Почему-то не думала, что и у Крота вся эта физиология, все белое, а потом кровавое. Может, потому, что он мой ровесник. Может, у него ничего такого нет, а только конфеты «Ласточка» в карманах и Брэдбери на тумбочке.

Все просила прочитать, уж больно понравился маленький рассказ «Каникулы», что нам по внеклассному задавали, но Крот засомневался, пойму ли. Да я, если хочешь знать!.. И стала вспоминать что-то сложное, хорошее, чтобы удивить, пыль в глаза пустить. Но отчего-то вспоминался только Толкин, а ведь он Кроту ничем особенным не покажется, скажет что-то вроде: ага, я читал давно, еще в первом классе, хорошая книжка, но сейчас я другое люблю.
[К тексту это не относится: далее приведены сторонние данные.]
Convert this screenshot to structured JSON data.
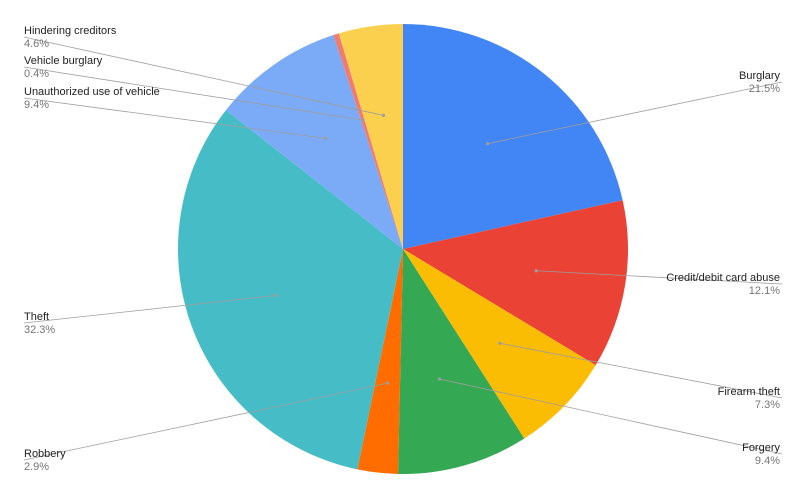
{
  "chart_data": {
    "type": "pie",
    "title": "",
    "start_angle_deg": 0,
    "direction": "clockwise",
    "slices": [
      {
        "label": "Burglary",
        "value": 21.5,
        "display": "21.5%",
        "color": "#4285f4"
      },
      {
        "label": "Credit/debit card abuse",
        "value": 12.1,
        "display": "12.1%",
        "color": "#ea4335"
      },
      {
        "label": "Firearm theft",
        "value": 7.3,
        "display": "7.3%",
        "color": "#fbbc04"
      },
      {
        "label": "Forgery",
        "value": 9.4,
        "display": "9.4%",
        "color": "#34a853"
      },
      {
        "label": "Robbery",
        "value": 2.9,
        "display": "2.9%",
        "color": "#ff6d01"
      },
      {
        "label": "Theft",
        "value": 32.3,
        "display": "32.3%",
        "color": "#46bdc6"
      },
      {
        "label": "Unauthorized use of vehicle",
        "value": 9.4,
        "display": "9.4%",
        "color": "#7baaf7"
      },
      {
        "label": "Vehicle burglary",
        "value": 0.4,
        "display": "0.4%",
        "color": "#f07b72"
      },
      {
        "label": "Hindering creditors",
        "value": 4.6,
        "display": "4.6%",
        "color": "#fcd04f"
      }
    ],
    "legend": "none"
  }
}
И назовет фамилию автора, которую я никогда не слышала.

– Вкусно, спасибо.

– Держи еще, – и он достает вторую «Ласточку», смятую еще больше, плоскую почти.

– У тебя что – их килограмм?

– Вроде последняя.

И нужно отказаться, вежливо будет отказаться, но рука сама тянется, губы благодарят.

И тут мы перестаем разговаривать, потому что снова что-то гремит над Городом, и даже немного стекло звенит, не по-настоящему, а немного вибрирует, на грани ощущения.

Ближе, ближе.

• •

Через два дня овсяного киселя на завтрак стала кружиться голова. И когда встаешь, кружится. И когда сидишь – мерзкое чувство, словно совсем-совсем не хочется вставать, а хочется только долго оставаться в кровати, не шевелиться. Ленка все еще красится, но реснички иголкой не разделяет, стала меньше думать о лице, о колечках.

– И вот хочется тебе красоткой ходить. Ведь ничего не будет, никакой дискотеки.

– Так я разве из-за нее?

Она в платье. В голубом платье, с рукавами-фонариками.

– Надо бы погладить, а то как из жопы…

– Делать тебе нечего.

Отмахивается, смотрит в зеркало – снова первая, мне никакого отражения не достается.

– Ладно, шевелись, опаздываем же. Орать будут.

– Теперь почему-то Алевтина одна…

– Ну тем более орать будет. Как она твой телефон грохнула…

Ленка вздыхает, вытирает пальцем красное с зубов.

На процедурах отчего-то не вижу Крота – ни в нашей группе нет, ни в другой, сосед его по палате молчит, пожимает плечами.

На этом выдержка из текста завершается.